Bending, Tensile and Compressive Stiffness Analysis and Application of Four Composite Flexible Hinge1

Summary: Based on the relevant knowledge of material mechanics and calculus, the calculation formulas of bending stiffness, tension and compression stiffness of four composite flexible hinges are derived. Taking the rounded straight beam flexible hinge as an example, the derived stiffness calculation formula is verified using the finite element method. The stiffness properties of the four composite flexible hinges are compared and analyzed. The results show that the elliptical straight beam composite hinge has the smallest bending and tensile stiffness. In the flexible T-shaped joint structure, the flexible T-shaped joint composed of elliptical straight beam composite hinge has the strongest deformation compensation ability.

Flexible hinges are widely used in applications that require small angular displacement and high-precision rotation, eliminating air travel and mechanical friction. Based on the structure type, flexible hinges can be categorized into different types. Stiffness is an important performance indicator for flexible hinges, reflecting their ability to resist external loads and their flexibility.
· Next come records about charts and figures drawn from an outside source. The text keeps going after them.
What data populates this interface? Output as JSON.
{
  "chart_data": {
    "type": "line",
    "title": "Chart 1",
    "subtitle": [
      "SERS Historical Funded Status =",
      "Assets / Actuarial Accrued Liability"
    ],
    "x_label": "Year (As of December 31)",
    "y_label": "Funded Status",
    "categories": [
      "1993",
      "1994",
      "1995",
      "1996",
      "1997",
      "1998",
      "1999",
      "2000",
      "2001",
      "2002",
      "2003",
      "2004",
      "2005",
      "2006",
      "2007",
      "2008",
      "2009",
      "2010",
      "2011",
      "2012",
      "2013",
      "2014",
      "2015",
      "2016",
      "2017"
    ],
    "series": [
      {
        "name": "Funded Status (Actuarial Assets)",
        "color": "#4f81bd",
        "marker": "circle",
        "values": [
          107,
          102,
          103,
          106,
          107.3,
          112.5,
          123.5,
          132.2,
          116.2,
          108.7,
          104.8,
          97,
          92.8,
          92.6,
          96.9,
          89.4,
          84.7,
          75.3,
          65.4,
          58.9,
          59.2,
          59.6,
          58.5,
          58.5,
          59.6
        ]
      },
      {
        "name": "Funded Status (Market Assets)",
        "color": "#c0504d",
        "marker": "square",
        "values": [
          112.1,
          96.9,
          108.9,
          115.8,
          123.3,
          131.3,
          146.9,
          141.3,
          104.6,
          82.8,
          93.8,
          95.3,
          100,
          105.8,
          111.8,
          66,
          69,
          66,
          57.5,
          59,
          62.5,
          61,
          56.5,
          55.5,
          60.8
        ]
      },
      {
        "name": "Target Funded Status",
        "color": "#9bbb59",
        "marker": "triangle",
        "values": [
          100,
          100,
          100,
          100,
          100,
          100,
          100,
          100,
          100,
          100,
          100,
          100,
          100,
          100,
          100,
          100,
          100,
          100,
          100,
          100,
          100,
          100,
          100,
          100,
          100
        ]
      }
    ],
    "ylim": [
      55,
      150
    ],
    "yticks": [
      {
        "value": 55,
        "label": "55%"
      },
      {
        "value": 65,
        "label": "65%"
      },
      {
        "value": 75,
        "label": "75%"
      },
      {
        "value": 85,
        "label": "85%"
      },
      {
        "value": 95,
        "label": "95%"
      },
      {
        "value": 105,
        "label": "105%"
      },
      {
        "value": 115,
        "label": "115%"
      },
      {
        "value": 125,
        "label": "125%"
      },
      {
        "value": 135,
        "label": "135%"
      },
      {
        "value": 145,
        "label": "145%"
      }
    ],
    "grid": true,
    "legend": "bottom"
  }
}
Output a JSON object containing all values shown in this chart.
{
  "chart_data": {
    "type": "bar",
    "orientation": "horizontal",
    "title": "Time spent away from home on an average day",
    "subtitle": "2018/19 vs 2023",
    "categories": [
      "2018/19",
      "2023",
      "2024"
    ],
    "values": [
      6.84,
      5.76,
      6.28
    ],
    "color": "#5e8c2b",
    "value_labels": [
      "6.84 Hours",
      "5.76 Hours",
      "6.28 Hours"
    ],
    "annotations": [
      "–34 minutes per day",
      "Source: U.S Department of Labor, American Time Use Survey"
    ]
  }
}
This study aims to derive the stiffness calculation formulas for four composite flexible hinges and compare their stiffness properties.

1. Establishment of stiffness calculation formula:

1.1 Calculation formulas for bending stiffness of rounded straight beam and elliptical straight beam composite hinges are derived based on material mechanics and calculus.

1.2 Stiffness calculation formulas for parabolic and hyperbolic straight beam composite hinges are derived using Karl's second theorem.

2. Verification of stiffness calculation formula:

The derived stiffness calculation formula for the rounded straight beam flexible hinge is verified using the finite element method. The calculated bending and tensile/compression stiffness values are compared with the analytical solutions to determine the accuracy of the formula.

3. Analysis of the stiffness of the four composite flexible hinges:

The stiffness properties of the four composite flexible hinges are compared and analyzed. Based on the derived stiffness calculation formulas, the bending and tensile stiffness values for each hinge are calculated and compared.

4. Application examples:

The four composite flexible hinges are applied to a flexible T-shaped joint structure. The stiffness properties of each flexible T-shaped joint are analyzed using the finite element method. The results show that the flexible T-shaped joint composed of elliptical straight beam composite hinge has the strongest deformation compensation ability.

The derived stiffness calculation formulas for the four composite flexible hinges are verified to be accurate. The stiffness properties of the four hinges are compared and analyzed, and the flexible T-shaped joint composed of elliptical straight beam composite hinge is found to have the best motion capacity and load sensitivity. This study provides valuable insights for the design and application of composite flexible hinges in various fields.